5. - Até essa tomada de posição do administrador da insolvência, a não disponibilidade pelo promitente-comprador do sinal prestado não constitui um dano indemnizável, cuja reparação não pode ser exigida da sociedade imobiliária interveniente na negociação com base em violação, por esta, de deveres de informação.


([1]) Em 02/08/2013.
([2]) A que agora corresponde a forma comum.
([3]) Segue-se, no essencial, por economia de meios, a síntese da decisão recorrida.
([4]) Cfr. dispositivo de fls. 301 e despacho de supressão de nulidade da sentença de fls. 362 e seg. dos autos em suporte de papel.
([5]) Processo instaurado após 01/01/2008 (mas antes de 01/09/2013)e decisão recorrida posterior a 01/09/2013 (cfr. sentença de fls. 289 e segs., de 02/02/2017, bem como osart.ºs 5.º, n.º 1, 7.º, n.º 1, e 8.º, todos da Lei n.º 41/2013, de 26-06, e Abrantes Geraldes, Recursos no Novo Código de Processo Civil, Almedina, Coimbra, 2013, ps. 14-16, Autor que refere que, tratando-se de decisões proferidas a partir de 01/09/2013, portanto, após a entrada em vigor do NCPCiv., em processos instaurados a partir de 01/01/2008, se segue integralmente, em matéria recursória, o regime previsto no NCPCiv.).
([6]) Cfr.art.º 640.º do NCPCiv., bem como Abrantes Geraldes, Recursos no Novo Código de Processo Civil, cit., ps. 126 esegs., e Recursos em Processo Civil, Novo Regime, 3.ª ed., Almedina, Coimbra, pág. 153, e ainda, no mesmo sentido, Luís Correia de Mendonça e Henrique Antunes, Dos Recursos, QuidJuris, Lisboa, págs. 253 e segs.. Vide também Luís Filipe Brites Lameiras, Notas Práticas ao Regime dos Recursos em Processo Civil, Almedina, Coimbra, 2008, pág. 80. No mesmo sentido se tem pronunciado a jurisprudência do STJ, podendo ver-se, por todos, os Ac. desse Tribunal Superior de 04/05/2010, Proc. 1712/07.3TJLSB.L1.S1 (Cons. Paulo Sá), e de 23/02/2010, Proc. 1718/07.2TVLSB.L1.S1 (Cons. Fonseca Ramos), ambos disponíveis em www.dgsi.pt.
([7]) Cfr. Recursos no Novo Código de Processo Civil, cit., p. 115. 
([8]) Op. cit., p. 118, com itálico aditado. 

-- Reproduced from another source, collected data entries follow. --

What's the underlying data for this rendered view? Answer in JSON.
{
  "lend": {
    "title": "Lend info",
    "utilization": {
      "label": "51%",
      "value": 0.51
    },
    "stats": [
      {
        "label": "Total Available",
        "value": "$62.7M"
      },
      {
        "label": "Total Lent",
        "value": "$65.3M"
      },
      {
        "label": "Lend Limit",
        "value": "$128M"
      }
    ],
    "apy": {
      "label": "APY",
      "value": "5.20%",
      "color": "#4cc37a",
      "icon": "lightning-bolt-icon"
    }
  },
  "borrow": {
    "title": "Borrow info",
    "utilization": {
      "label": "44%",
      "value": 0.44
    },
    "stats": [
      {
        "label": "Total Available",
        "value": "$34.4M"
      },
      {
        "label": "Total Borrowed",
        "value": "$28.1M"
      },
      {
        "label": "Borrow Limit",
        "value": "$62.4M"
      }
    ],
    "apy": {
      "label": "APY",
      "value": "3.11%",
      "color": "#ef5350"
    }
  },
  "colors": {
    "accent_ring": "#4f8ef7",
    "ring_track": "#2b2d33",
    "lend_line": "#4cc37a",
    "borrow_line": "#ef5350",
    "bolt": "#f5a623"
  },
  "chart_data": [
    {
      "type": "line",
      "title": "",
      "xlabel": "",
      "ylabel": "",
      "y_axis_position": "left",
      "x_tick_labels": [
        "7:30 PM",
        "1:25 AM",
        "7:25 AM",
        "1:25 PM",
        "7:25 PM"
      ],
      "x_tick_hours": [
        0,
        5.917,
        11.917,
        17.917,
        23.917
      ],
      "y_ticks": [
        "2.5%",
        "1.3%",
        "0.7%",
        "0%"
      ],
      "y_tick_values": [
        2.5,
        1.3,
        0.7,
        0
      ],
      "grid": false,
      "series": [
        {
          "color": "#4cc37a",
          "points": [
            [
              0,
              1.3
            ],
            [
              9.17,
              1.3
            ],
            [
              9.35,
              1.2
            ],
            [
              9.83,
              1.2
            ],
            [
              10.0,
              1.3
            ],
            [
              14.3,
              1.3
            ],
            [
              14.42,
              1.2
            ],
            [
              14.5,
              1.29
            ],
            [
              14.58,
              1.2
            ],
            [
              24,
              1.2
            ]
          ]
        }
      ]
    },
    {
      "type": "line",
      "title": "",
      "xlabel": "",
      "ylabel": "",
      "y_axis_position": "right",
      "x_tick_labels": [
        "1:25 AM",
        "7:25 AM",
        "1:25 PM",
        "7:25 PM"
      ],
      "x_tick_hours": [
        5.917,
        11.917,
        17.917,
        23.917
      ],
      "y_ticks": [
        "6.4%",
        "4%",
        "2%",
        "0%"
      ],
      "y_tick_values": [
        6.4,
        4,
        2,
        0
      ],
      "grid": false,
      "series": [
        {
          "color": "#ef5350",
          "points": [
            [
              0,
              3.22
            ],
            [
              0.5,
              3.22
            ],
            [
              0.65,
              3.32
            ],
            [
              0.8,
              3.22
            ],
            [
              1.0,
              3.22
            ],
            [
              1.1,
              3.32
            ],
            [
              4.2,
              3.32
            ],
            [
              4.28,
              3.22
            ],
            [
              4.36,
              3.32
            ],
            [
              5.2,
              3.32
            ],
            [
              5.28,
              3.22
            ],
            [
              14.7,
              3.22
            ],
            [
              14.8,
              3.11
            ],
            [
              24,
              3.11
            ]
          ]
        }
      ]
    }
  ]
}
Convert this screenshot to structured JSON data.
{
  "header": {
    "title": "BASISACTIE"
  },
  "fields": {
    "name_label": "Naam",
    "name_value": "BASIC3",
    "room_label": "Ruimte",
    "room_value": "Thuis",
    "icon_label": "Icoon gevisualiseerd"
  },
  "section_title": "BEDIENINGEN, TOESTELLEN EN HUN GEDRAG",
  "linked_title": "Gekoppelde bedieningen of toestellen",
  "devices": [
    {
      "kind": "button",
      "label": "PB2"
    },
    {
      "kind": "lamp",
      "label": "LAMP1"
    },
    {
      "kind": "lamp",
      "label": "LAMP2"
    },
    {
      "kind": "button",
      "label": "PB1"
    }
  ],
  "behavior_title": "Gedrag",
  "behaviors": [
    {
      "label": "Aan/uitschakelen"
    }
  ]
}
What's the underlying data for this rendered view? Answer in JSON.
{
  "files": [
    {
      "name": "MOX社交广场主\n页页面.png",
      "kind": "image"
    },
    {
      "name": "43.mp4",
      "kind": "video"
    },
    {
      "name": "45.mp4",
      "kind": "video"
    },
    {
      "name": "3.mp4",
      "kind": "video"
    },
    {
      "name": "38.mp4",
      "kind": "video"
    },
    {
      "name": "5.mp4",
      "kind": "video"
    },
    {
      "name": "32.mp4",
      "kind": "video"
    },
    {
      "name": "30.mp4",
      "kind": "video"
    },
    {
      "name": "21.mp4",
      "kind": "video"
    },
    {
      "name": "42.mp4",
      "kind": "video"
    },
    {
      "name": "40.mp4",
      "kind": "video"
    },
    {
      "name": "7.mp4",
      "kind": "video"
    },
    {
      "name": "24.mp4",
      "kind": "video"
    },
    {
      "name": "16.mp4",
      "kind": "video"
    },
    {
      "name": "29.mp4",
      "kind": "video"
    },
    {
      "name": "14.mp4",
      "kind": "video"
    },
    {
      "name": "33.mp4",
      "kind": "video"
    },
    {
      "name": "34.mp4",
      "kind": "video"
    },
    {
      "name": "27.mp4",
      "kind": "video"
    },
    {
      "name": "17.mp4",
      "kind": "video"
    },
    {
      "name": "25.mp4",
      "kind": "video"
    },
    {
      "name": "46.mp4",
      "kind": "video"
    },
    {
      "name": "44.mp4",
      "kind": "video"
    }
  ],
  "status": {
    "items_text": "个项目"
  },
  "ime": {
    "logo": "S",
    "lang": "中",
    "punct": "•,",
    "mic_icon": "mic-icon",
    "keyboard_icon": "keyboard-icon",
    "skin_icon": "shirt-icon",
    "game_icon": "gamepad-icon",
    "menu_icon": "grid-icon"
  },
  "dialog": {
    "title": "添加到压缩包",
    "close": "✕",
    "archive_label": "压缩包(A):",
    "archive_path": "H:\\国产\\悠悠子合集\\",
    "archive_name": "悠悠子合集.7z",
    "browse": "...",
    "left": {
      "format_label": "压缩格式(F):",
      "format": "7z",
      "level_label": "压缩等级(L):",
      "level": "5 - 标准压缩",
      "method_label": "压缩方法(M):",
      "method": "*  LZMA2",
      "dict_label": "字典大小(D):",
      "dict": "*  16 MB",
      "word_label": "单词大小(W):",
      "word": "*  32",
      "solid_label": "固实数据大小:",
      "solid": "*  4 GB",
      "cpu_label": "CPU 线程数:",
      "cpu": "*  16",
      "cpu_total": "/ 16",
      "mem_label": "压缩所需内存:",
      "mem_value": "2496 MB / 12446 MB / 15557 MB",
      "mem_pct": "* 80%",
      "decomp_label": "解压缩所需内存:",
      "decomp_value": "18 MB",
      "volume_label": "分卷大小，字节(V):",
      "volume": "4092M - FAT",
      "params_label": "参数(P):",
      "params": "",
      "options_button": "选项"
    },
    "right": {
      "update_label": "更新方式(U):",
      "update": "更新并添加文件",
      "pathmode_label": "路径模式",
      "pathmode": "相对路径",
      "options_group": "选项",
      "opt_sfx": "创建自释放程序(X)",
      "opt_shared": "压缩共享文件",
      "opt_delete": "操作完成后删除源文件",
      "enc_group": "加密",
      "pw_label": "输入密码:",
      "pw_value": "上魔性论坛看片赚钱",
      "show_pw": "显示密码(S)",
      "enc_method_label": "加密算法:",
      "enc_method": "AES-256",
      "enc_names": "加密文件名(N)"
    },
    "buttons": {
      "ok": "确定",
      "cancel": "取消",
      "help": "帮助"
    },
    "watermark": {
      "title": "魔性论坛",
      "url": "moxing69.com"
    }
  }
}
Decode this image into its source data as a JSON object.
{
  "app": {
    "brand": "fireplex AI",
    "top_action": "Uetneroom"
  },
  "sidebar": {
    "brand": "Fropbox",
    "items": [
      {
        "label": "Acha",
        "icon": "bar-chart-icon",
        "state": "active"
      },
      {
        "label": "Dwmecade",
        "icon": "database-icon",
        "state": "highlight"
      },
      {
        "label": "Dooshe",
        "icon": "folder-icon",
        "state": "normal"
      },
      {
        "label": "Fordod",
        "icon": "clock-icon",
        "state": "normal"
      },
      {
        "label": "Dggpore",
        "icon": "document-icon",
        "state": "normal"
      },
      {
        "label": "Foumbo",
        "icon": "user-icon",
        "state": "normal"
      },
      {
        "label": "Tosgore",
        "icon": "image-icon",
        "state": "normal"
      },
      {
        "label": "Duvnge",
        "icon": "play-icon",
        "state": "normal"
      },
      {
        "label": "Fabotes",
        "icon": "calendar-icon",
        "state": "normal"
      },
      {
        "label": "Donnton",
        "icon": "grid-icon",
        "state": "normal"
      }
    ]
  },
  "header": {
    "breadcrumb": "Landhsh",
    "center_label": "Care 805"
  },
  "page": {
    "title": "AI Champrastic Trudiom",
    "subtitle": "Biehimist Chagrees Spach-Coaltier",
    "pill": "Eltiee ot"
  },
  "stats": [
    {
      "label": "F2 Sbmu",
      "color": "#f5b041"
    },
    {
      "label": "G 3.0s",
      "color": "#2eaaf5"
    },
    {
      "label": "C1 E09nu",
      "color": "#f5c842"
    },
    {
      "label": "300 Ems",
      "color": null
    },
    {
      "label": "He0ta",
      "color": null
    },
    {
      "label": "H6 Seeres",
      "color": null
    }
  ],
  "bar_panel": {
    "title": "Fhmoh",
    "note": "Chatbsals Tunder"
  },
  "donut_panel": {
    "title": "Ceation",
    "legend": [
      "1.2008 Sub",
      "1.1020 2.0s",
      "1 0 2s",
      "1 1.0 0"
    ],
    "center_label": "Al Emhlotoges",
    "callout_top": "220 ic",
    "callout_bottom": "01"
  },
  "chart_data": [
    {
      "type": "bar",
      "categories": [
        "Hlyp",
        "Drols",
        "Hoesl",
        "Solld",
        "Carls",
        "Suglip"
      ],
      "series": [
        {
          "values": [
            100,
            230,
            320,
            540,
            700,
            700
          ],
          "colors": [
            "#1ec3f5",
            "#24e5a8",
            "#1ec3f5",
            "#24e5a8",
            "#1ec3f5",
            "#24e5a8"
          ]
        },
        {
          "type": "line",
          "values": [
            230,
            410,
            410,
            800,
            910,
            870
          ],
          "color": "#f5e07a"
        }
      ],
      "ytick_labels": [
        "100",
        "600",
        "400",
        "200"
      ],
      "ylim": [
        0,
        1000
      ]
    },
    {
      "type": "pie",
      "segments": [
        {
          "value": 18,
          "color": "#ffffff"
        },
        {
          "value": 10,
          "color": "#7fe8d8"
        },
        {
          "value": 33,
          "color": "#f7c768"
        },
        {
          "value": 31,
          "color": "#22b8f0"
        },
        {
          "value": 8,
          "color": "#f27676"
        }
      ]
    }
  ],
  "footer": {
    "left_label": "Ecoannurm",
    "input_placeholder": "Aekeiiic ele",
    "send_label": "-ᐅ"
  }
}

([9]) Se é certo que das conclusões da Apelante não resulta a indicação exata das passagens da gravação dos depoimentos convocados, tal pode ainda depreender-se – e aproveitar-se – da antecedente alegação recursória (incluindo transcrição parcelar).
([10]) Foi exarado ainda que “O tribunal não se pronuncia quanto à demais factualidade alegada pelas partes, por ser irrelevante para a decisão da causa, conclusiva, encerrar matéria de direito ou revestir natureza impugnativa”.
([11]) Código Civil Anotado, vol. I, 4.ª ed., Coimbra Editora, Coimbra, 1987, p. 376.
([12]) Cfr. Pires de Lima e Antunes Varela, Código Civil Anotado, vol. II, 3.ª ed., Coimbra Editora, Coimbra, 1986, p. 72.
([13]) Cfr. Código Civil Anotado, vol. I, cit., p. 378.
([14]) O art.º 280.º do CCiv. sanciona com a nulidade “o negócio jurídico cujo objeto seja física ou legalmente impossível, contrário à lei ou indeterminável”.
([15]) Estamos perante promessa sem eficácia real (cfr. art.º 413.º do CCiv.), não resultando provada factualidade demonstrativa da existência de traditio (matéria que a A. não alega de forma clara, apenas clarificando que não lhe foi reconhecido direito de retenção no âmbito da insolvência). Por isso, inexistindo evento extintivo anterior, cabia ao AI a opção entre a execução da promessa ou a recusa de cumprimento, ficando o cumprimento do contrato preliminar/instrumental suspenso até à formulação dessa opção (cfr. art.ºs 106.º, n.º 2, e 102.º, ambos do CIRE). Aliás, na falta de declaração optativa, podia a A. “fixar um prazo razoável ao administrador da insolvência para este exercer a sua opção”, findo o qual se consideraria que o AI recusava o cumprimento (n.º 2 do art.º 102.º do CIRE), com as consequências previstas nos n.ºs 5 do art.º 104.º e 3 do aludido art.º 102.º [cfr. al.ªs a) a e)], ambos do CIRE.
([16]) Se do contrato-promessa consta que era a promitente vendedora quem estava a edificar o conjunto habitacional, quando era outra a sociedade que efetuava as obras no local, também é fora de dúvida que não se mostra que a imobiliária soubesse que as obras estavam a ser concretamente executadas pela “D (…), Ld.ª” e que tenha omitido essa informação à A., não sendo de olvidar, por outro lado, que se tratava de “bem futuro”, a edificar em prédio rústico pertença de terceiro (de que a “M (…)p, Ld.ª” era apenas promitente compradora), o que não impediu a mesma A. de se vincular em contrato-promessa.